You can also look at SQL Server Service Broker and many other similar technologies to do this same thing.
There are a couple of caveats you should be aware of with MSMQ:
- Transactional Queues cannot be load balanced, unless they are a Active Directory Domain Queue. The big take away here is that the queue must be on a single machine, which means that it is susceptible to loss if the machine is lost (either permenantly or temporarily). This is not a huge concern but one to take note of
- MSMQ queues have two "modes" transactional and non-transactional. Transactional queues are the only ones that guarantee message delivery.
- MSMQ messages are themselves limited to 4MB (or so) natively, and you must manage serialization yourself (though default .NET serialization is pretty easy with the XML serializer). If you want messages larger than 4MB you will need to either manage them outside of the queue, or manage multiple queued messages yourself (BizTalk has a way of doing this so its not a huge issue). 4MB should be plenty big for your needs.

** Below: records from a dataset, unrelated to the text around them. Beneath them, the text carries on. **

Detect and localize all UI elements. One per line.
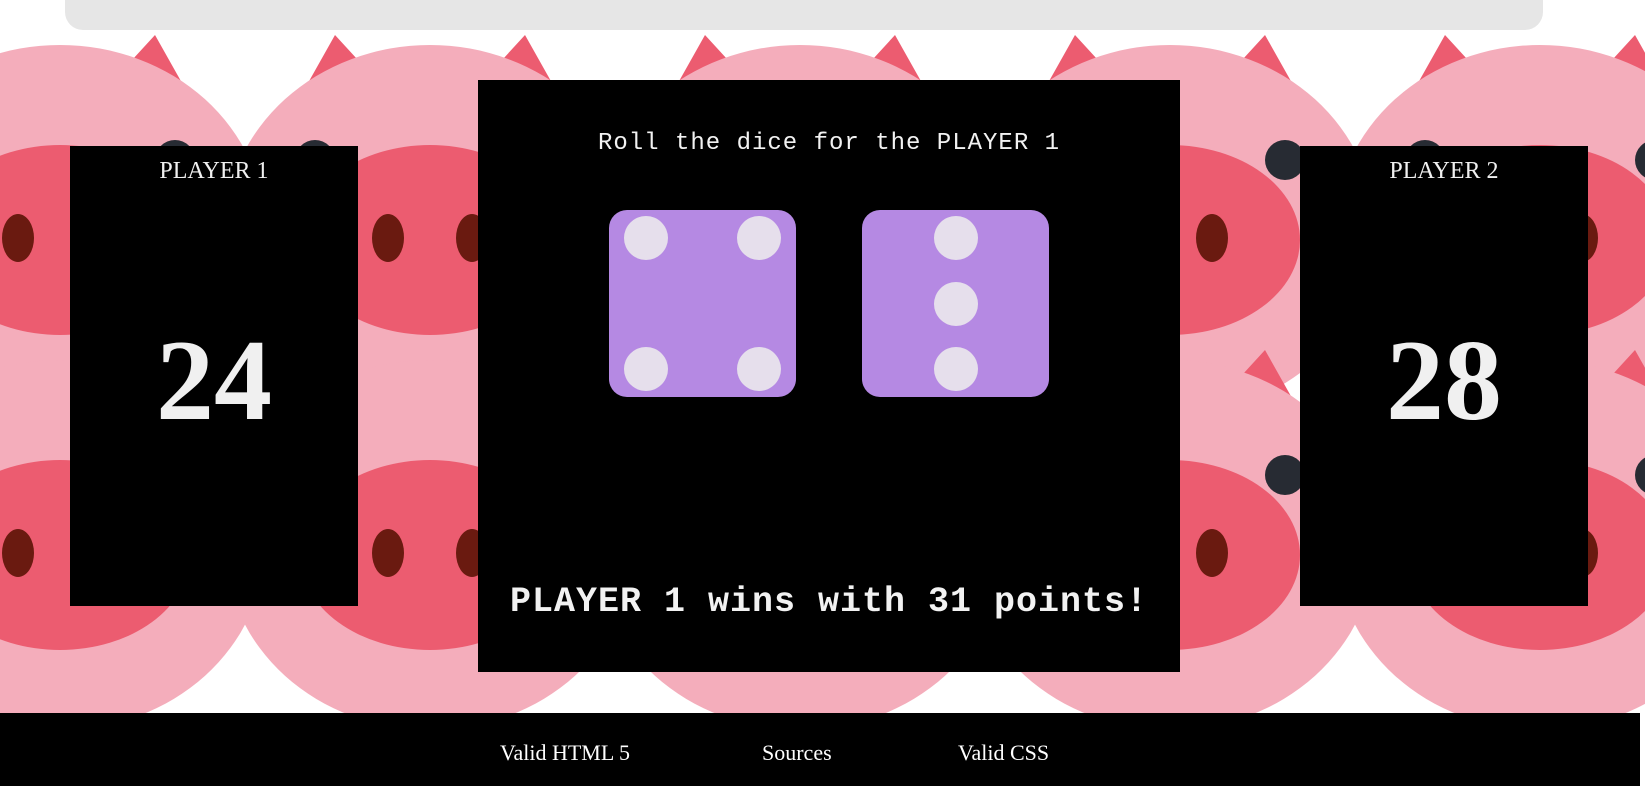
valid-html-link[interactable]: Valid HTML 5	[500, 740, 630, 766]
player-2-panel: PLAYER 2 28	[1300, 146, 1588, 606]
player-1-panel: PLAYER 1 24	[70, 146, 358, 606]
die-pip	[933, 281, 978, 326]
valid-css-link[interactable]: Valid CSS	[958, 740, 1049, 766]
player-2-name: PLAYER 2	[1389, 158, 1499, 184]
player-1-name: PLAYER 1	[159, 158, 269, 184]
die-1-button[interactable]	[609, 210, 796, 397]
die-pip	[736, 216, 781, 261]
roll-prompt: Roll the dice for the PLAYER 1	[597, 130, 1061, 157]
die-pip	[933, 346, 978, 391]
result-message: PLAYER 1 wins with 31 points!	[509, 582, 1149, 622]
game-board: Roll the dice for the PLAYER 1 PLAYER 1 …	[478, 80, 1180, 672]
player-2-score: 28	[1386, 317, 1502, 445]
header-bar	[65, 0, 1543, 30]
footer: Valid HTML 5 Sources Valid CSS	[0, 713, 1640, 786]
die-pip	[624, 216, 669, 261]
die-pip	[933, 216, 978, 261]
die-pip	[624, 346, 669, 391]
sources-link[interactable]: Sources	[762, 740, 832, 766]
die-2-button[interactable]	[862, 210, 1049, 397]
die-pip	[736, 346, 781, 391]
player-1-score: 24	[156, 317, 272, 445]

- Once you "accept" a message from the queue it is immediately removed, so depending on your design this might be an issue. It will be possible for your consumers to "accept" a message, fail and have the message not make it back to the queue.
Having said all of that, MSMQ is very reliable and stable, if you plan your implementation out and use it for the messaging part of your process, not the data storage part.
Finally, as an alternative to your current proposal (and so you have something to compare to) you could implement your described scenario directly from the DB. As a napkin sketch:
- A process runs in the db and populates a table with "pending" rows to process, assign each one a unique id (guid, etc)
- Create a SP which returns "n" of these rows to a caller, and marks those same rows as "pending" in the db. If there are no rows it returns 0 or -1, or whatever
- Create a SP which recieves a list of row ids, and the disposition (completion info) for the job and updates the pending table, either marking them done or removing them and logging the completion data
- Your consumers call into the first SP and request a set of rows to work on
- Your consumers process the rows
- Your consumers call the second SP to log the work done
You could then periodically run reports to see what work was done and still pending, and if needed change rows from pending to waiting, etc. This would have roughly the same scaling as your other solution, remove a layer of indirection (which may be a bad thing, depending) and provide a slightly more linear process. This process is essentially how Service Broker works (very distilled of course).
It all depends on how you feel most comfortable implementing this. I have done it both ways, and both have their pros and cons.